There inevitably comes a time when leaders must introduce structure and procedures to enable their company to scale. If they overdo it, they run the risk of adding unnecessary bureaucracy. But if they do nothing for fear of losing flexibility or screwing up what already works, the problem only gets worse.

Over the years, I've worked with and observed dozens of companies that hit a wall because they didn't recognize the signs of growing pains or failed to take action to improve the company's scalability. Here's some guidance that will help you navigate the fine line between chaos and bureaucracy:

First, Learn to recognize the signs. Dysfunctional decision making, miscommunication, and goal misalignment are all signs that a company's processes are not keeping pace with its growth. Here are just a handful of examples:

  • Persistent and disruptive strategy changes without key stakeholders present.

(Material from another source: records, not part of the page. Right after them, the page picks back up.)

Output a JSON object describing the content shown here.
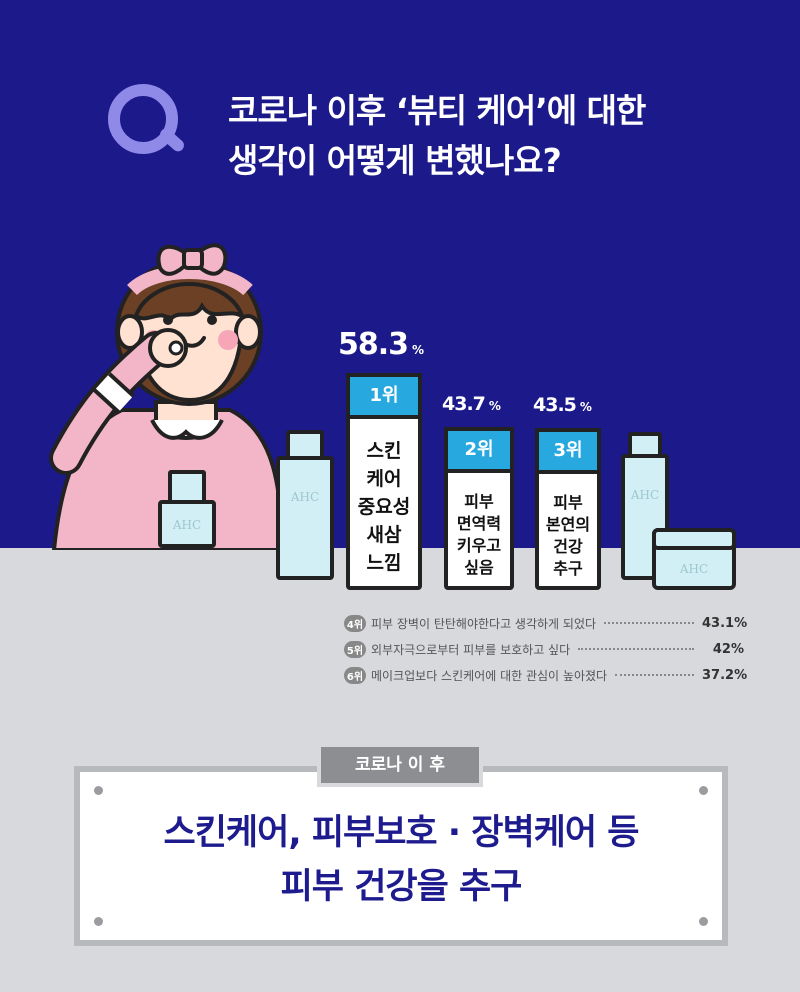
{
  "question": {
    "mark": "Q",
    "line1": "코로나 이후 ‘뷰티 케어’에 대한",
    "line2": "생각이 어떻게 변했나요?"
  },
  "chart_data": {
    "type": "bar",
    "unit": "%",
    "categories": [
      "스킨 케어 중요성 새삼 느낌",
      "피부 면역력 키우고 싶음",
      "피부 본연의 건강 추구"
    ],
    "values": [
      58.3,
      43.7,
      43.5
    ],
    "ranks": [
      "1위",
      "2위",
      "3위"
    ],
    "labels": [
      "스킨\n케어\n중요성\n새삼\n느낌",
      "피부\n면역력\n키우고\n싶음",
      "피부\n본연의\n건강\n추구"
    ],
    "value_labels": [
      "58.3",
      "43.7",
      "43.5"
    ],
    "other_ranks": [
      {
        "rank": "4위",
        "text": "피부 장벽이 탄탄해야한다고 생각하게 되었다",
        "value": "43.1%"
      },
      {
        "rank": "5위",
        "text": "외부자극으로부터 피부를 보호하고 싶다",
        "value": "42%"
      },
      {
        "rank": "6위",
        "text": "메이크업보다 스킨케어에 대한 관심이 높아졌다",
        "value": "37.2%"
      }
    ]
  },
  "decor": {
    "brand": "AHC",
    "colors": {
      "background": "#1c1a8a",
      "accent": "#27a8df",
      "floor": "#d8d9dd",
      "q": "#8f8ae8"
    }
  },
  "conclusion": {
    "tag": "코로나 이 후",
    "line1": "스킨케어, 피부보호 · 장벽케어 등",
    "line2": "피부 건강을 추구"
  }
}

  • Constant debate over critical issues with no real resolution or agreed-upon plan.
  • Plans are agreed upon but some groups follow them while others don't.
  • Sales says customers want A, marketing requirements say B, product development is designing C, manufacturing is planning for D.

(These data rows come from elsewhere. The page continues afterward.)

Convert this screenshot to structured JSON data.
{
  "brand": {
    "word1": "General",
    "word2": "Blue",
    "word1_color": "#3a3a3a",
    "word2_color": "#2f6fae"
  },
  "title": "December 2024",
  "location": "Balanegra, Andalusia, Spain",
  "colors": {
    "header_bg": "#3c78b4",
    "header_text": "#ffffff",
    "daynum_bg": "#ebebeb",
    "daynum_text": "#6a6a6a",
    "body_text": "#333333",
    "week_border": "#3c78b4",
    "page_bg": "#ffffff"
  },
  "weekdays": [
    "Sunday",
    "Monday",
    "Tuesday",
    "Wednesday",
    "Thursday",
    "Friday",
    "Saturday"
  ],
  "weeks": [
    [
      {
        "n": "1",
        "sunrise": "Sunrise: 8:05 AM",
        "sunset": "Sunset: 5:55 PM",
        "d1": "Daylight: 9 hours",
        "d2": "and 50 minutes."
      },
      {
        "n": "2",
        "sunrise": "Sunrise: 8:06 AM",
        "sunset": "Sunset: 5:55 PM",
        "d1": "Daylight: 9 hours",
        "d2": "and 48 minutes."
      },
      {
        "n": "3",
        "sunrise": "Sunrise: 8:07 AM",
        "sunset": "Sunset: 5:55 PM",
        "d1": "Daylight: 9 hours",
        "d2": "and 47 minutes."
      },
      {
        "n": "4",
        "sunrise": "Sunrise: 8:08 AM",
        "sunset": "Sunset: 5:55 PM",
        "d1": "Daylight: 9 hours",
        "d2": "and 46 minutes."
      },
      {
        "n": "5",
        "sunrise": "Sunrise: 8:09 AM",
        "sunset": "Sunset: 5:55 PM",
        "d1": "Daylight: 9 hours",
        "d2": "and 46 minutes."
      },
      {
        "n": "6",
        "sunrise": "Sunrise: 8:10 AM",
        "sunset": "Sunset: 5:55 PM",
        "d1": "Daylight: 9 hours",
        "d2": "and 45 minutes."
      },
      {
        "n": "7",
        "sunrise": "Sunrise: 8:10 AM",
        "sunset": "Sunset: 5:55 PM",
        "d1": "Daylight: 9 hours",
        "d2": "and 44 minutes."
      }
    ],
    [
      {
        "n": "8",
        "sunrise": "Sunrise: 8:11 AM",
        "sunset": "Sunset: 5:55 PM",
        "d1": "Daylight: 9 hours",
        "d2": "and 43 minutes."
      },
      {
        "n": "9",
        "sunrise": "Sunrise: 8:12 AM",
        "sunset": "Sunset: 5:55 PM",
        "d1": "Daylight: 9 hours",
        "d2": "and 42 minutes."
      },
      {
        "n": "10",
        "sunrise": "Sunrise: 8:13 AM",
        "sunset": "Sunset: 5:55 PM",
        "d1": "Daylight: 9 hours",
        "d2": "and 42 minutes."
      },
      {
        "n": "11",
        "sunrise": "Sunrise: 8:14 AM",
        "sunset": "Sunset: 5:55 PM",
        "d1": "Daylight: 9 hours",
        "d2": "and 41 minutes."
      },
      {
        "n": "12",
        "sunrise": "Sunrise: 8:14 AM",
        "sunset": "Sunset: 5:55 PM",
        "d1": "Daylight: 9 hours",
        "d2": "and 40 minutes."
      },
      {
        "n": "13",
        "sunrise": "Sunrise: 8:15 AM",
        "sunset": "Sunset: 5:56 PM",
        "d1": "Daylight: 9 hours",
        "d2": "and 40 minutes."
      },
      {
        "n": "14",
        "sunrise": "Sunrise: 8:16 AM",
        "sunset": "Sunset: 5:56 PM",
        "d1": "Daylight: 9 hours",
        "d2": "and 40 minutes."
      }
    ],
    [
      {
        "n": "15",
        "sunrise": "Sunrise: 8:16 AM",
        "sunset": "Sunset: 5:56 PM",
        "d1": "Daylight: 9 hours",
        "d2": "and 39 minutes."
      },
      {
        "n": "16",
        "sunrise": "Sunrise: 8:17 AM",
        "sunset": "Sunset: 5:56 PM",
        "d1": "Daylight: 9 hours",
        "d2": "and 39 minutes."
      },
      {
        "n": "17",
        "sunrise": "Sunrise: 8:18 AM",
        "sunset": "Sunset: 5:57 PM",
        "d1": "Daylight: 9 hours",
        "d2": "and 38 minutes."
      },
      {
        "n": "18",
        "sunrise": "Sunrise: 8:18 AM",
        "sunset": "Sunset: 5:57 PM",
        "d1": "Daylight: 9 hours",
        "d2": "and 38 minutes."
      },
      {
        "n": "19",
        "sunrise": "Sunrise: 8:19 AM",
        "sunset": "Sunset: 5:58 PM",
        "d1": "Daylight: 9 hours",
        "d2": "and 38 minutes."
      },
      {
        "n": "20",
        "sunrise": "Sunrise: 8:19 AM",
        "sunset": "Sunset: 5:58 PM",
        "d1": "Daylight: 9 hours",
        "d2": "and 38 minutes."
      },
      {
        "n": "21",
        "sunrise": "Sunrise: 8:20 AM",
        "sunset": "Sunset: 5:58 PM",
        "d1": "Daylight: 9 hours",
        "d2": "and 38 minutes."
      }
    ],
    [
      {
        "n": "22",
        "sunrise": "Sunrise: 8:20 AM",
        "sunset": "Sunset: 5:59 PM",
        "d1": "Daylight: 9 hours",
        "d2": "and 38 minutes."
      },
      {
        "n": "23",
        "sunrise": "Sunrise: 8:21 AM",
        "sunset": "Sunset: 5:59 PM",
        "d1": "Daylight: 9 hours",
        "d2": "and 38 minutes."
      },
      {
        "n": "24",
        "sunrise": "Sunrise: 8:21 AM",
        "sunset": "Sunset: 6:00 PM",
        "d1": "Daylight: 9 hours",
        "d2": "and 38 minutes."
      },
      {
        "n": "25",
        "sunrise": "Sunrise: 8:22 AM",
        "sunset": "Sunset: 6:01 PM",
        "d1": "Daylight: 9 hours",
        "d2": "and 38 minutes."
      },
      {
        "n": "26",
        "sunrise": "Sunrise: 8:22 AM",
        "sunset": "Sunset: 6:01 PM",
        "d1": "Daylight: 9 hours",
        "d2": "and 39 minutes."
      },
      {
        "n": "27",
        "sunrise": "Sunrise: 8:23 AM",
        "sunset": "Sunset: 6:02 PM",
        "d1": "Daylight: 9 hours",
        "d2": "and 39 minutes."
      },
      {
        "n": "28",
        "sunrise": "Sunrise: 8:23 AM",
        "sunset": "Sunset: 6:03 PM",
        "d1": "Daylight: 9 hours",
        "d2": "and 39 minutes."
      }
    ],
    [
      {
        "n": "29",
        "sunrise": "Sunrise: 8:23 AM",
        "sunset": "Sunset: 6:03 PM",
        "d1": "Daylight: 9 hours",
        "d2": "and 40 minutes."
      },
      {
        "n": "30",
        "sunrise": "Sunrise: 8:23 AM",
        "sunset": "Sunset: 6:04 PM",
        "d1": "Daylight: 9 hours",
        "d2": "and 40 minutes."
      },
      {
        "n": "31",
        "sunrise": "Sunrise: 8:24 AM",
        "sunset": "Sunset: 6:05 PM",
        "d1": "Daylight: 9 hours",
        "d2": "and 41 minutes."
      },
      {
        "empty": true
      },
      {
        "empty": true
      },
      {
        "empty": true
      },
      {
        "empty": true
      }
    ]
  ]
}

  • Product gluts or shortfalls due to inaccurate and unreliable forecasting.
  • Miscommunication between management levels, i.e. middle managers are constantly blindsided by "new" information, plans, decisions from above.
  • The same as above but in reverse, between geographies, etc.
  • Consistent budget misses in either direction.
  • Support organizations like HR and IT are constantly overwhelmed.
Second, improve processes without adding bureaucracy. This is where the rubber meets the road and yes, it's more art than science. Here are five artful tips:
  • Don't fix what isn't broken. If everything's humming along just fine, i.e. you're not seeing the above signs, leave it alone. Take it process by process as opposed to an across-the-board overhaul.
  • Make all key stakeholders part of the change process. Don't impose procedures on key stakeholders without giving them a chance to weigh in and approve the change. We're not talking lip-service here; we're talking "integral part of the process."
  • Never add procedures because a consultant or some other disinterested party says you should. Always challenge the risks-benefits potential of any change.
  • Think evolutionary change versus revolutionary change. If you keep that concept in mind, it will help you improve your processes without losing the entrepreneurial cultural that got your company to where it is in the first place.
  • Change is significant; don't outsource it. Entrepreneurs need to understand that change is necessary and significant. Don't be afraid of it and don't outsource it. Instead, embrace it, respect it, get ahead of it and lead. That doesn't mean you shouldn't seek outside expertise, just don't let it get out of control.